Researchers at the University of Michigan in the US developed a ‘transformative development’ in concrete 3D printing, with better and more environmentally friendly structures at a lower cost.

Common approaches of 3D concrete printing (3DCP) aim to digitive constryctiona nd reduce concrete consumption. However, the common methods have geometric limitations that restrict applications and uses more concrete than necessary. The most widely used approach on construction sites uses a planer toolpath, parallel to the ground or along a single plane, to guide the 3DCP tool head. The tool head follows this path and extrudes mortar from the printer head, depositing it in horizontal layers. After each layer is deposited, the extruder nozzle is raised by the height of the deposited layer. This process is repeated to create a concrete mould, which is later filled with rebars and concrete.

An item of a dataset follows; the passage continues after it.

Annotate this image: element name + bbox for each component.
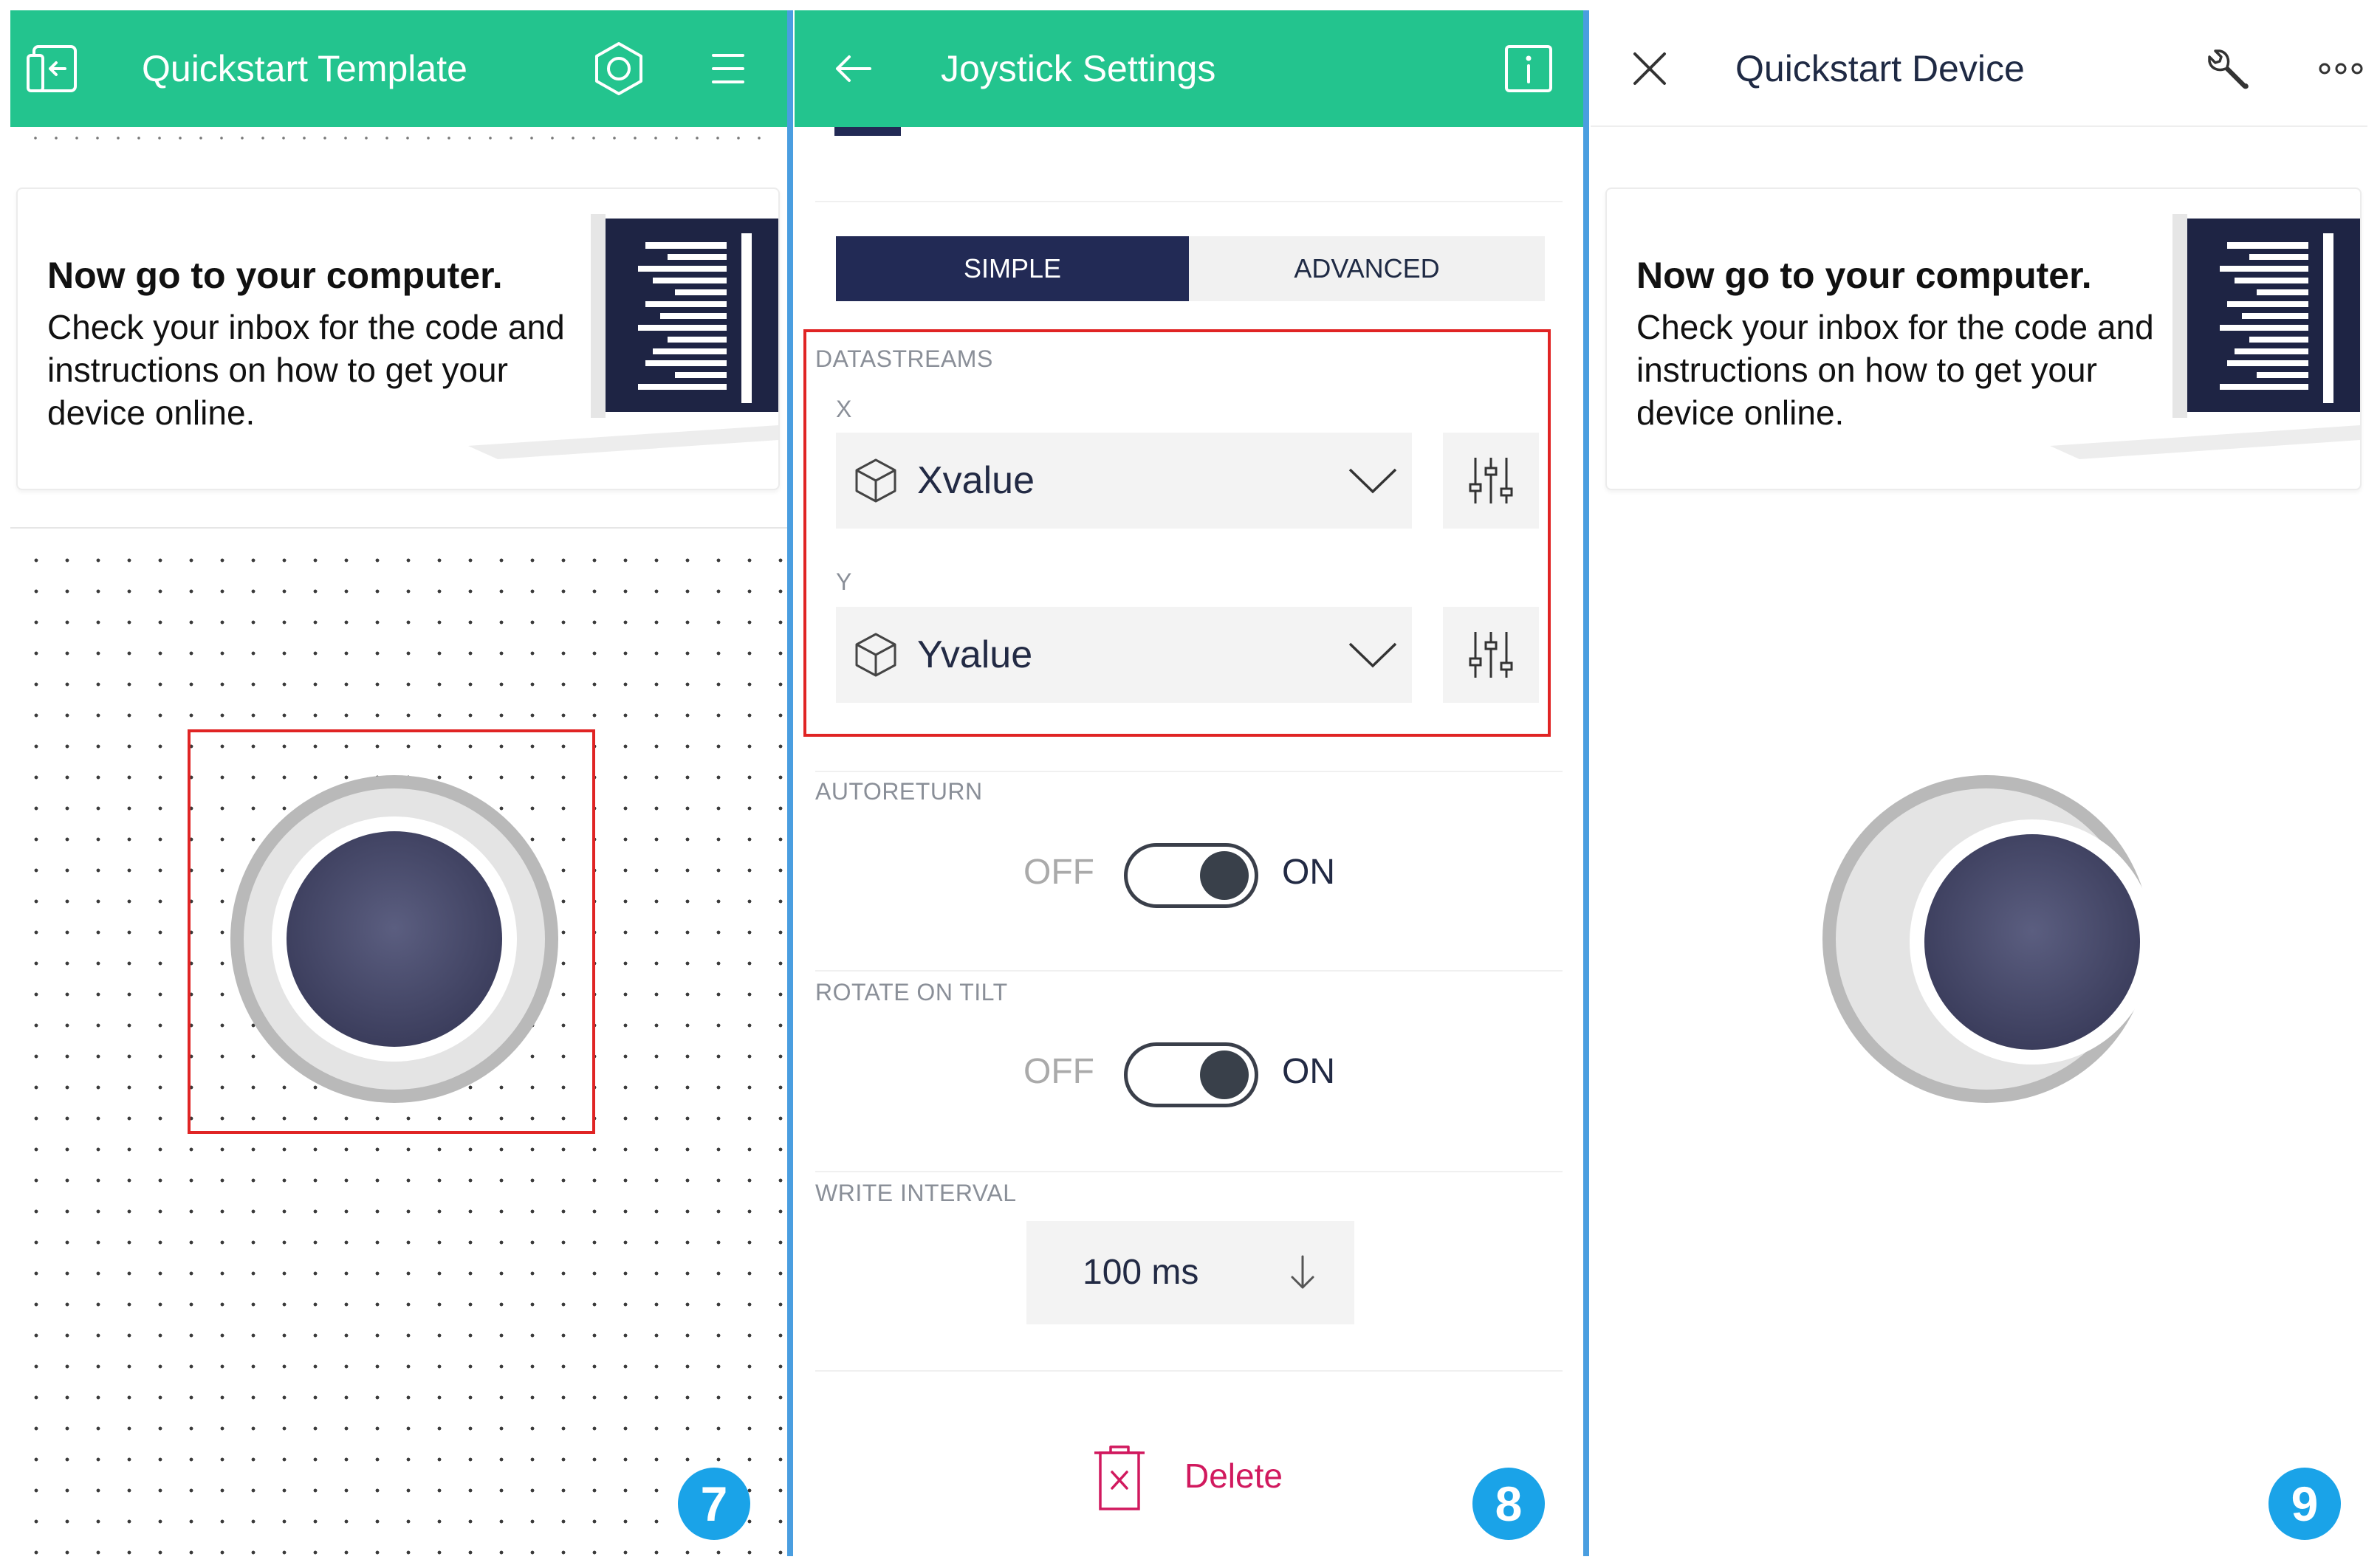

The new method creates ultra-lightweight, waste free concrete. It reduces weight by 72 per cent compared to conventional, solid concrete of the same size. Called the “Shell Wall”, the new method uses a computational design and robotic 3D printing technology to combine ‘topology optimization’ with 3D concrete printing. Topology optimization is a technique that generates the most efficient distribution of material based on performance criteria, such as strength or weight, for a given set of support.

The team created a computational model that synergizes nonplanar and variable material deposition based on the shape and geometric features of the topology-optimized parts. This allows for efficient use of material by placing it precisely where it’s needed for structural purposes, and eliminates unnecessary overbuilding with excessive amounts of materials.